Autrefois, Mejda habitait l’appartement à côté du sien ; c’est comme ça qu’elles se sont rencontrées. Du coup, Marguerite a connu Izri alors qu’il était haut comme trois pommes. Et elle m’a raconté que, parfois, lorsque ses parents se disputaient, il trouvait refuge chez elle.
Avant que Mejda ne vienne me récupérer, Marguerite m’offre quelques bonbons à la réglisse que je cache dans ma poche et que je mange le soir, dans ma loggia. Puis elle me dit merci et à lundi prochain.
J’aime bien Mme Marguerite, j’aime bien le lundi.

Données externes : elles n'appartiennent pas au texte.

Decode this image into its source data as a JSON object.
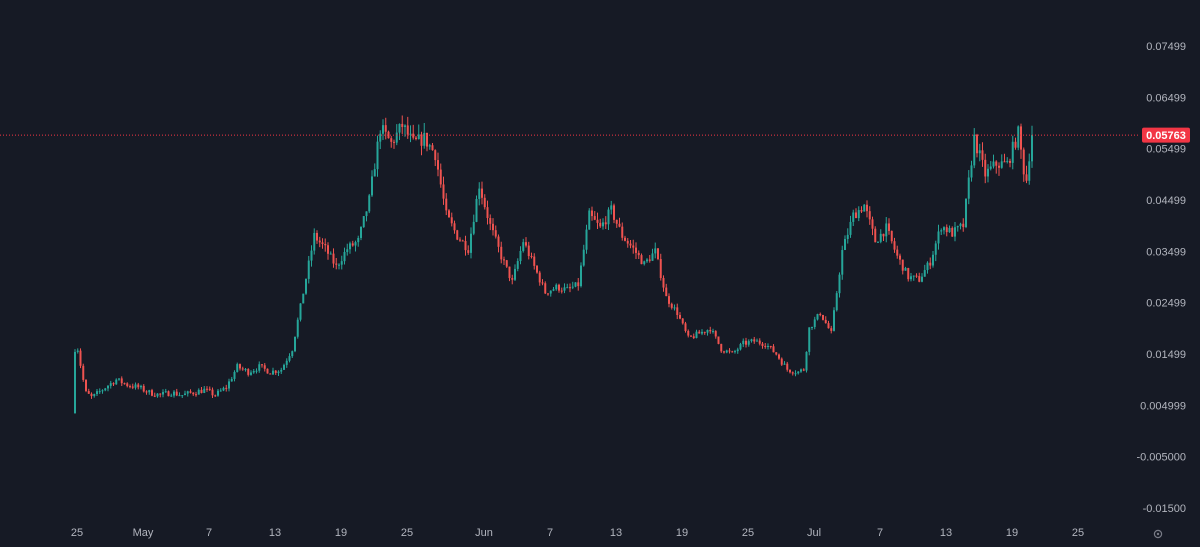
{
  "chart_data": {
    "type": "candlestick",
    "y_ticks": [
      "0.07499",
      "0.06499",
      "0.05499",
      "0.04499",
      "0.03499",
      "0.02499",
      "0.01499",
      "0.004999",
      "-0.005000",
      "-0.01500"
    ],
    "y_tick_values": [
      0.07499,
      0.06499,
      0.05499,
      0.04499,
      0.03499,
      0.02499,
      0.01499,
      0.004999,
      -0.005,
      -0.015
    ],
    "x_ticks": [
      "25",
      "May",
      "7",
      "13",
      "19",
      "25",
      "Jun",
      "7",
      "13",
      "19",
      "25",
      "Jul",
      "7",
      "13",
      "19",
      "25"
    ],
    "x_tick_days": [
      0,
      6,
      12,
      18,
      24,
      30,
      37,
      43,
      49,
      55,
      61,
      67,
      73,
      79,
      85,
      91
    ],
    "ylim": [
      -0.02,
      0.08
    ],
    "last_price": 0.05763,
    "last_price_label": "0.05763",
    "colors": {
      "up": "#26a69a",
      "down": "#ef5350",
      "background": "#161a25",
      "axis_text": "#b2b5be",
      "price_tag": "#f23645"
    },
    "price_path": [
      [
        0,
        0.0035
      ],
      [
        0.3,
        0.0185
      ],
      [
        0.7,
        0.0135
      ],
      [
        1.2,
        0.0075
      ],
      [
        1.8,
        0.0065
      ],
      [
        3,
        0.0085
      ],
      [
        4,
        0.01
      ],
      [
        5,
        0.009
      ],
      [
        6,
        0.0085
      ],
      [
        7,
        0.0075
      ],
      [
        8,
        0.007
      ],
      [
        9,
        0.0075
      ],
      [
        10,
        0.007
      ],
      [
        11,
        0.0075
      ],
      [
        12,
        0.008
      ],
      [
        13,
        0.007
      ],
      [
        14,
        0.0085
      ],
      [
        15,
        0.0125
      ],
      [
        16,
        0.0115
      ],
      [
        17,
        0.0125
      ],
      [
        18,
        0.0115
      ],
      [
        19,
        0.012
      ],
      [
        20,
        0.016
      ],
      [
        21,
        0.027
      ],
      [
        22,
        0.038
      ],
      [
        23,
        0.0355
      ],
      [
        24,
        0.032
      ],
      [
        25,
        0.0355
      ],
      [
        26,
        0.037
      ],
      [
        27,
        0.045
      ],
      [
        28,
        0.059
      ],
      [
        29,
        0.056
      ],
      [
        30,
        0.0595
      ],
      [
        31,
        0.056
      ],
      [
        32,
        0.057
      ],
      [
        33,
        0.054
      ],
      [
        34,
        0.042
      ],
      [
        35,
        0.038
      ],
      [
        36,
        0.0355
      ],
      [
        37,
        0.048
      ],
      [
        38,
        0.04
      ],
      [
        39,
        0.034
      ],
      [
        40,
        0.029
      ],
      [
        41,
        0.037
      ],
      [
        42,
        0.032
      ],
      [
        43,
        0.027
      ],
      [
        44,
        0.028
      ],
      [
        45,
        0.0275
      ],
      [
        46,
        0.0285
      ],
      [
        47,
        0.042
      ],
      [
        48,
        0.0395
      ],
      [
        49,
        0.043
      ],
      [
        50,
        0.038
      ],
      [
        51,
        0.0355
      ],
      [
        52,
        0.0325
      ],
      [
        53,
        0.035
      ],
      [
        54,
        0.026
      ],
      [
        55,
        0.023
      ],
      [
        56,
        0.018
      ],
      [
        57,
        0.019
      ],
      [
        58,
        0.02
      ],
      [
        59,
        0.016
      ],
      [
        60,
        0.015
      ],
      [
        61,
        0.017
      ],
      [
        62,
        0.0175
      ],
      [
        63,
        0.017
      ],
      [
        64,
        0.015
      ],
      [
        65,
        0.012
      ],
      [
        66,
        0.0115
      ],
      [
        66.5,
        0.012
      ],
      [
        67,
        0.02
      ],
      [
        68,
        0.023
      ],
      [
        69,
        0.019
      ],
      [
        70,
        0.035
      ],
      [
        71,
        0.042
      ],
      [
        72,
        0.044
      ],
      [
        73,
        0.037
      ],
      [
        74,
        0.0395
      ],
      [
        75,
        0.034
      ],
      [
        76,
        0.03
      ],
      [
        77,
        0.0295
      ],
      [
        78,
        0.033
      ],
      [
        79,
        0.04
      ],
      [
        80,
        0.0385
      ],
      [
        81,
        0.04
      ],
      [
        82,
        0.057
      ],
      [
        83,
        0.05
      ],
      [
        84,
        0.052
      ],
      [
        85,
        0.052
      ],
      [
        86,
        0.058
      ],
      [
        86.7,
        0.048
      ],
      [
        87.2,
        0.0576
      ]
    ]
  }
}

Mais chaque soir, le lundi comme les autres jours, je songe à Sefana. Je me demande si elle est triste. Et, surtout, je pense à Vadim. J’espère que son chagrin n’est pas aussi cruel que le mien et qu’il continue à dessiner pour moi.
J’espère qu’il ne m’a pas déjà oubliée.
La nuit, souvent, je me réveille en sursaut. J’ai l’impression d’entendre sa petite voix, l’impression qu’il m’appelle, de l’autre côté de la cloison. Alors, je referme les yeux et je lui parle, je tente de le rassurer. De lui dire qu’un jour, on se reverra.
Le mardi, il faut se lever très tôt, parce que la famille Cara-Santos habite à l’autre bout de la ville. Mejda m’accompagne jusque chez eux et ne revient me chercher que le jeudi soir.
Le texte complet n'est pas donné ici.